The development of Home Robots could be accelerated by developing a realistic virtual environment in which future home Robots could develop and perfect their skills.
Researchers at MIT, Nvidia, and ETH Zurich developed Watch-And-Help, a challenge in which embodied AI agents need to understand goals by watching a demonstration of a human performing a task and coordinating with the human to solve the task as quickly as possible.
In the first phase of WAH, which the researchers call the Watch stage, an AI agent observes a humanlike agent perform a task and infers a goal from their actions.
In the second stage – the Help stage – the AI agent assists the humanlike agent in achieving the same goal in a completely different environment.
The researchers assert that this two-stage framework poses unique challenges for human-AI collaboration because the AI agent has to reason about the humanlike agent’s intention and generalize its knowledge about the goal.
To enable the kinds of interactions involved in WAH, the researchers had to extend the open source platform VirtualHome and build a multi-agent environment dubbed VirtualHome-Social.
VirtualHome-Social simulates home settings so agents can interact with different objects and agents, for example opening a container or grabbing a utensil from a drawer.
VirtualHome-Social also provides built-in agents that emulate human behaviors and an interface for human players.
The humanlike agent represents a built-in agent in VirtualHome-Social.
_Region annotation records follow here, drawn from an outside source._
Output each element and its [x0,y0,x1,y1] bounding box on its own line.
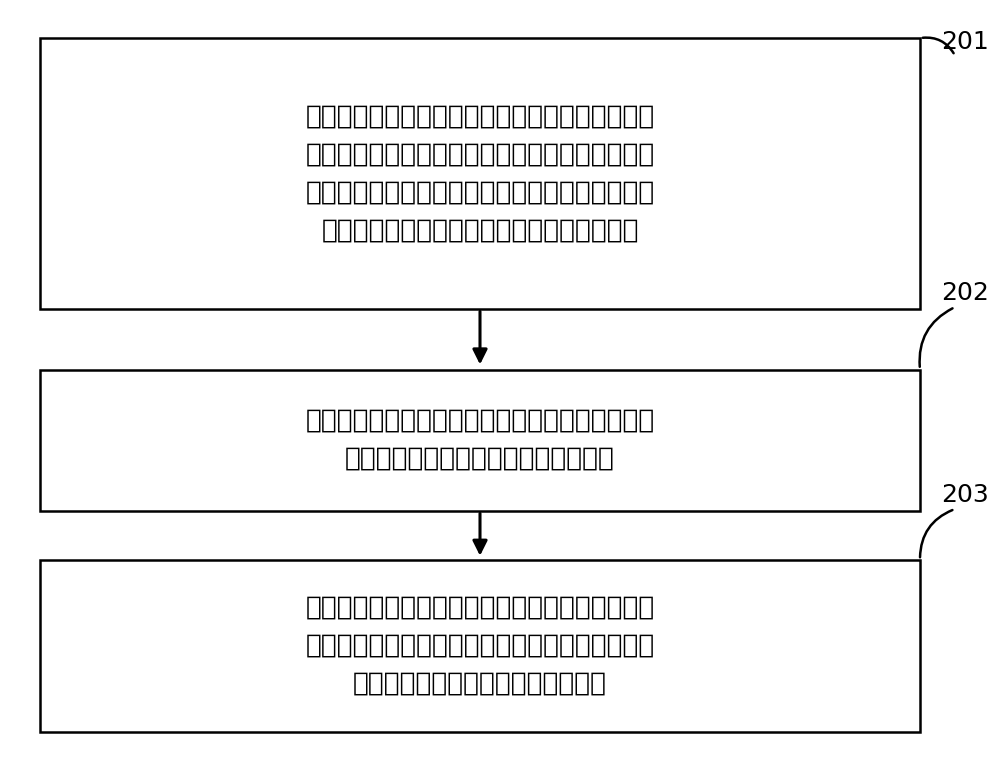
Text: 根据各所述中心线上各点的最大内切球半径以及血
管曲率半径，对血管中心线进行离散得到多个中心
线片段，与各所述中心线片段一一对应所述虚拟支
架的多个支架丝段，以及: 根据各所述中心线上各点的最大内切球半径以及血 管曲率半径，对血管中心线进行离散得… [305,104,655,243]
Text: 202: 202 [941,281,989,306]
Text: 203: 203 [941,483,989,507]
FancyBboxPatch shape [40,38,920,309]
Text: 根据所述支架名义长度、丝段长度、名义编织角进
行计算，得到所述植入支架的丝段数量: 根据所述支架名义长度、丝段长度、名义编织角进 行计算，得到所述植入支架的丝段数量 [305,408,655,472]
Text: 201: 201 [941,30,989,54]
FancyBboxPatch shape [40,370,920,511]
FancyBboxPatch shape [40,560,920,732]
Text: 获取所述植入支架在所述虚拟支架模型中远端位置
，根据所述远端位置以及对应关系进行计算，得到
所述植入支架在血管中展开后的长度: 获取所述植入支架在所述虚拟支架模型中远端位置 ，根据所述远端位置以及对应关系进行… [305,595,655,696]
It plans its actions based on a goal and its observation of the environment. During the Help stage, the AI agent receives observations from the system at each step and sends an action command back to control a virtual avatar.
The humanlike agent – which can also be controlled by a human – updates its plan based on its latest observation to reflect any state change caused by the AI agent.
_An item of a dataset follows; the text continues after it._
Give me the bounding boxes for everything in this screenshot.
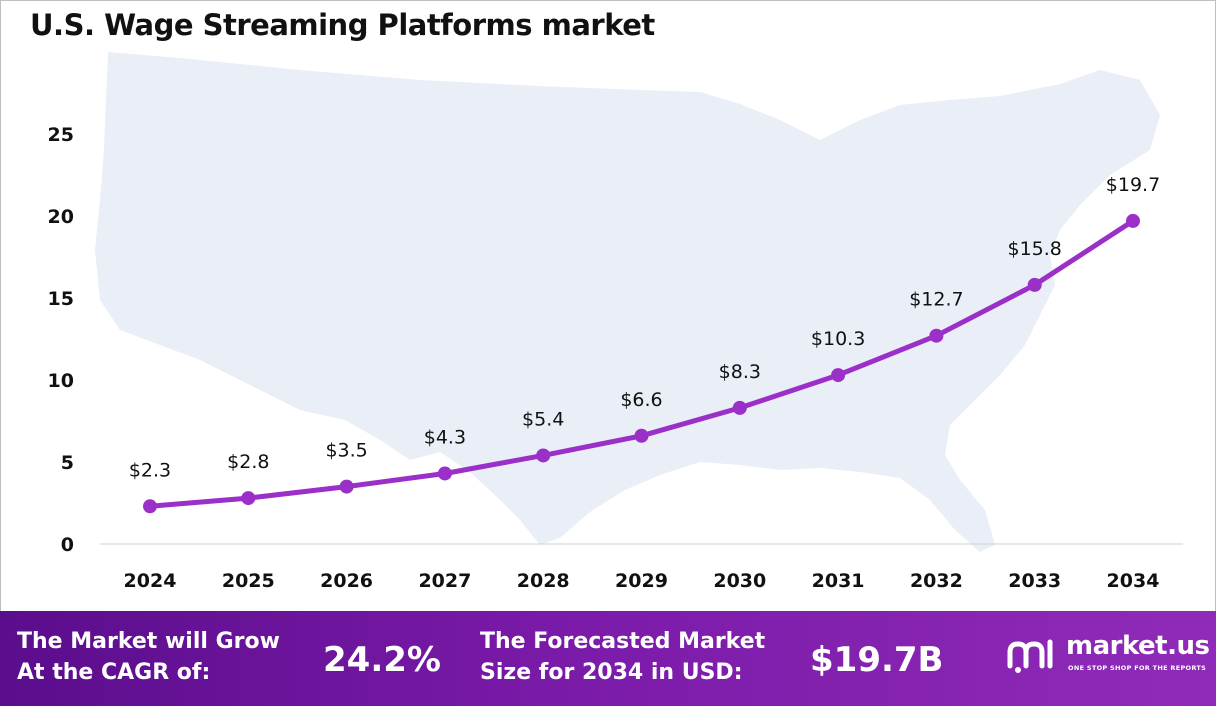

The researchers designed an evaluation protocol and provided benchmarks for WAH, including a goal model for the Watch stage and multiple planning and machine learning baselines for the Help stage.
The team says results indicate that to achieve success in WAH, AI agents must acquire strong social perception and generalizable helping strategies – as hypothesized.
“Our ultimate goal is to build AI agents that can work with real humans. Our platform opens up exciting directions of future work, such as online goal inference and direct communication between agents,” the researchers wrote.
“We hope that the proposed challenge and virtual environment can promote future research on building more sophisticated machine social intelligence.”